Le dernier axe d´une nouvelle approche a trait au renforcement de la cohérence du système global de coopération pour le développement. Il s´agit d´accroître les synergies entre les politiques internationales en faveur des PMA dans les domaines de l´aide, de la réduction de la dette et du commerce international, et la promotion des flux de capitaux privés.

L´un des grands défis du troisième millénaire en matière de coopération pour le développement consistera à doter les pays les plus pauvres d´une réelle capacité productive, ainsi que les moyens de jouir d´une telle capacité à l´échelle internationale, afin qu´ils participent de façon aussi équitable que possible au processus d´intégration globale auquel nous assistons.
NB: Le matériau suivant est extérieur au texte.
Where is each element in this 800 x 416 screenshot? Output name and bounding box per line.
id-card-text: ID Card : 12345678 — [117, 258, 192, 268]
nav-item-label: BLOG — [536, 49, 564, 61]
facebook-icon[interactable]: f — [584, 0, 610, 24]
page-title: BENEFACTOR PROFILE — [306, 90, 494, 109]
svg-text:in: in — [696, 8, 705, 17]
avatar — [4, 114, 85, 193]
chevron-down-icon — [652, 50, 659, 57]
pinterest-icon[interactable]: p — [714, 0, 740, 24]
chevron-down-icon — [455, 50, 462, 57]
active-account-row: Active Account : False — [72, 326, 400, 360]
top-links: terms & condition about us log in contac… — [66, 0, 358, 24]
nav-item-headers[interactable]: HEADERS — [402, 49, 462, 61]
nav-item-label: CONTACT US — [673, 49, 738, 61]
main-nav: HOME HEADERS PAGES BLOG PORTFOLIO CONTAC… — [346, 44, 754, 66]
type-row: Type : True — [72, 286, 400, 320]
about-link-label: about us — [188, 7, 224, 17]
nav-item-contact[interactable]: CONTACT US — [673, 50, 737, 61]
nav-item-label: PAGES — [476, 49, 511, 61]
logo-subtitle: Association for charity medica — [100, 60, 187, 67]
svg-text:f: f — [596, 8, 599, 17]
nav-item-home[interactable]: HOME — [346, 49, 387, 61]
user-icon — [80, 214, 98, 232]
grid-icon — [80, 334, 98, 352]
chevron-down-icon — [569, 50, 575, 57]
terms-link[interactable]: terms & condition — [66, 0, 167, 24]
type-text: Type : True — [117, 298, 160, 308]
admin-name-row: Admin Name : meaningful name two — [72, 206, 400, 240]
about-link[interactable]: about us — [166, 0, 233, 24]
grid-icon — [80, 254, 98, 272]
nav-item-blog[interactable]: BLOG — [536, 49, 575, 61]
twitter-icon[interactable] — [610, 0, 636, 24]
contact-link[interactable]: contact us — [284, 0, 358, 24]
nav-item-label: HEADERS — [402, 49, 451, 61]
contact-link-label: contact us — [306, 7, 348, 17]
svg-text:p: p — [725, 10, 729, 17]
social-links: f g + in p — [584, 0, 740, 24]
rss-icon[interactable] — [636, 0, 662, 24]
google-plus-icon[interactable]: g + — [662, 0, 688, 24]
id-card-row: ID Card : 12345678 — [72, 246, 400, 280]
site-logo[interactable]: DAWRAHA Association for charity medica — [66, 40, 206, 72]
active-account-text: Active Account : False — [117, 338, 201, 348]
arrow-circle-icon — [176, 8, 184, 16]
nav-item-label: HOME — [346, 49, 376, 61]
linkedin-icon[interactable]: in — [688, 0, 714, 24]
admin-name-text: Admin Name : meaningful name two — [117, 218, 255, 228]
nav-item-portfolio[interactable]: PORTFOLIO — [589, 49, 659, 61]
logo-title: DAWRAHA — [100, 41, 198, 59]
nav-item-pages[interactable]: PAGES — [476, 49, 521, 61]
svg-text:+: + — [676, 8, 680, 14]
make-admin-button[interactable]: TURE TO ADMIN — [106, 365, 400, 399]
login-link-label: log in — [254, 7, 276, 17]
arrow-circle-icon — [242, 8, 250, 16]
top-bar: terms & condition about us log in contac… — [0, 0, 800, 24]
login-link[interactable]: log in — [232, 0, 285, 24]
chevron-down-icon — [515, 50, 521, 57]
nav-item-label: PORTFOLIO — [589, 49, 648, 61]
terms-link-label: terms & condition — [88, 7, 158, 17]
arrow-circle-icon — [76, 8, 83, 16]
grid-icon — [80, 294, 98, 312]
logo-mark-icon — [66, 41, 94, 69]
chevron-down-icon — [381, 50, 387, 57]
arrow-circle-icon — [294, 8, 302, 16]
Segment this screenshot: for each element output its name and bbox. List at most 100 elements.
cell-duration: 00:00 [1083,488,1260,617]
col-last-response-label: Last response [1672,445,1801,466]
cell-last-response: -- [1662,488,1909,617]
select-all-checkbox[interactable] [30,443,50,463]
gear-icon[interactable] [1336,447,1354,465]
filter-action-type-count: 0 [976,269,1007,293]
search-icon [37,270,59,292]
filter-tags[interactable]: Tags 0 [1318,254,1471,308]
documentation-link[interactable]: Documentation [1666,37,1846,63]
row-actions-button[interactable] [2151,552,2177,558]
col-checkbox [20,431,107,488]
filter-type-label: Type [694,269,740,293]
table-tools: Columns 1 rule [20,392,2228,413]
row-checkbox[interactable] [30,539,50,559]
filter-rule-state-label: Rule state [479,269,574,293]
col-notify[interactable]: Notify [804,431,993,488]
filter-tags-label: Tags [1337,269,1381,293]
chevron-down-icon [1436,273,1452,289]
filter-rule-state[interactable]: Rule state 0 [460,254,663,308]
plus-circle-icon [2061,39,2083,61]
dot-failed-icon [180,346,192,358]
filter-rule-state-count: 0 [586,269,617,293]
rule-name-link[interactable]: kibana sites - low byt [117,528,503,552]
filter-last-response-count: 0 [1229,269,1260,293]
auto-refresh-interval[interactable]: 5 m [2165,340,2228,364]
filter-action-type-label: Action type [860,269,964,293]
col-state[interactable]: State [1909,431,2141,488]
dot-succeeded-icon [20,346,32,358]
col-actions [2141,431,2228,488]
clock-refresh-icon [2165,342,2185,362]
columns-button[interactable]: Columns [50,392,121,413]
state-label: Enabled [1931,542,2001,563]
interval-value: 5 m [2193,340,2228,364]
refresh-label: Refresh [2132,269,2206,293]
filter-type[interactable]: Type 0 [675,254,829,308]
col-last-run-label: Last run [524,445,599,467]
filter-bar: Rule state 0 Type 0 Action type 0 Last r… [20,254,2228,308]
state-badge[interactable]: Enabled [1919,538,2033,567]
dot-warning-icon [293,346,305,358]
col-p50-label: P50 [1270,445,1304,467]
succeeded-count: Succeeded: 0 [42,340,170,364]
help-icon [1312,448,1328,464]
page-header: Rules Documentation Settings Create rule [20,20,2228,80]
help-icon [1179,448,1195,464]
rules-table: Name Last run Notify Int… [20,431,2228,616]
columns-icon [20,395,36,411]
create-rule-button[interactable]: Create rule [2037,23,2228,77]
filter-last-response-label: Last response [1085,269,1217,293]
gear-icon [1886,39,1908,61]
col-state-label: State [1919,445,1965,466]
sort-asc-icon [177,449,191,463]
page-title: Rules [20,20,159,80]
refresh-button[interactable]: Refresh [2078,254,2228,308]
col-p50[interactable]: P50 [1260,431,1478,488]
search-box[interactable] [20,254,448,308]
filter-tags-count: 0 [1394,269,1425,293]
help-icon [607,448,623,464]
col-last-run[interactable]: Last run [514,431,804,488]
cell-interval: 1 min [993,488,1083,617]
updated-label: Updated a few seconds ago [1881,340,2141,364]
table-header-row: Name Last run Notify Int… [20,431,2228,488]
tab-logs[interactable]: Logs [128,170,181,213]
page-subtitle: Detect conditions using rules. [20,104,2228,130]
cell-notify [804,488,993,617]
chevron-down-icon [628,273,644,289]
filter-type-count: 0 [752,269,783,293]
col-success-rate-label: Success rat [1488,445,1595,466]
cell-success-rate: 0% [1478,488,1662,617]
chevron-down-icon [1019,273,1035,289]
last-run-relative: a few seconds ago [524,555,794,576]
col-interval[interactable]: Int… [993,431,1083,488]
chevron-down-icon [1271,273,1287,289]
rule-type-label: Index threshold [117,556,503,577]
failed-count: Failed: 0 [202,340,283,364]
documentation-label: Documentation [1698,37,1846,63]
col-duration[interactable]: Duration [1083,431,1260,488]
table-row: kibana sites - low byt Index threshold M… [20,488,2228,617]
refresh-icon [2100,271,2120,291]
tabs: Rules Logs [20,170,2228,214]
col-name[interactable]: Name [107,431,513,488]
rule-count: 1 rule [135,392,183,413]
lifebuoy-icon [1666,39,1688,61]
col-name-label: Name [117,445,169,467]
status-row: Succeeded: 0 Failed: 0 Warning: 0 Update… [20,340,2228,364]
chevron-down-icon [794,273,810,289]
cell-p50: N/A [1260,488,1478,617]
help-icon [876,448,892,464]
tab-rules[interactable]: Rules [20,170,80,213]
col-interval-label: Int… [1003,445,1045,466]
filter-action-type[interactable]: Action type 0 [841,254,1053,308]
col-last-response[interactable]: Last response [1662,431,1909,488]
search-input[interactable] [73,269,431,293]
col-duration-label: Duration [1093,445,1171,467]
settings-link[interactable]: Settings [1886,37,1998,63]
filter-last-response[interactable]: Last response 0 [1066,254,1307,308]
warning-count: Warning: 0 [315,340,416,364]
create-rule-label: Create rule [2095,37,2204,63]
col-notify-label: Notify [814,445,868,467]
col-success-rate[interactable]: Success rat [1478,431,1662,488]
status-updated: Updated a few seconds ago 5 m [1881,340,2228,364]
La réussite d´une coopération au développement plus solidaire sera à ce prix, car, comme l´a dit Martin Luther King, "pour que la prospérité soit durable, elle doit être partagée". Nous devons tout entreprendre pour promouvoir de nouvelles synergies créatrices entre la logique de la compétition et celle de la solidarité.

Dans ce contexte, qui est celui d´un tournant dans l´histoire de la coopération internationale au développement, je considère les Troisièmes Assises de la Coopération au Développement comme un événement de la plus grande pertinence, hautement justifié, et reflétant -une nouvelle fois- l´engagement généreux et éclairé de la Belgique, partenaire important non seulement des pays du sud, mais aussi des organisations qui s´efforcent d´aider ces pays. Je profite de cette occasion pour remercier solennellement le gouvernement belge pour l´appui qu´il apporte aux programmes d´assistance technique de la CNUCED, et pour sa contribution à la réussite de la Troisième Conférence des Nations Unies sur les Pays les Moins Avancés. Nous comptons sur la Belgique pour nous permettre de continuer à agir en faveur des Pays les Moins Avancés et des pays en développement en général.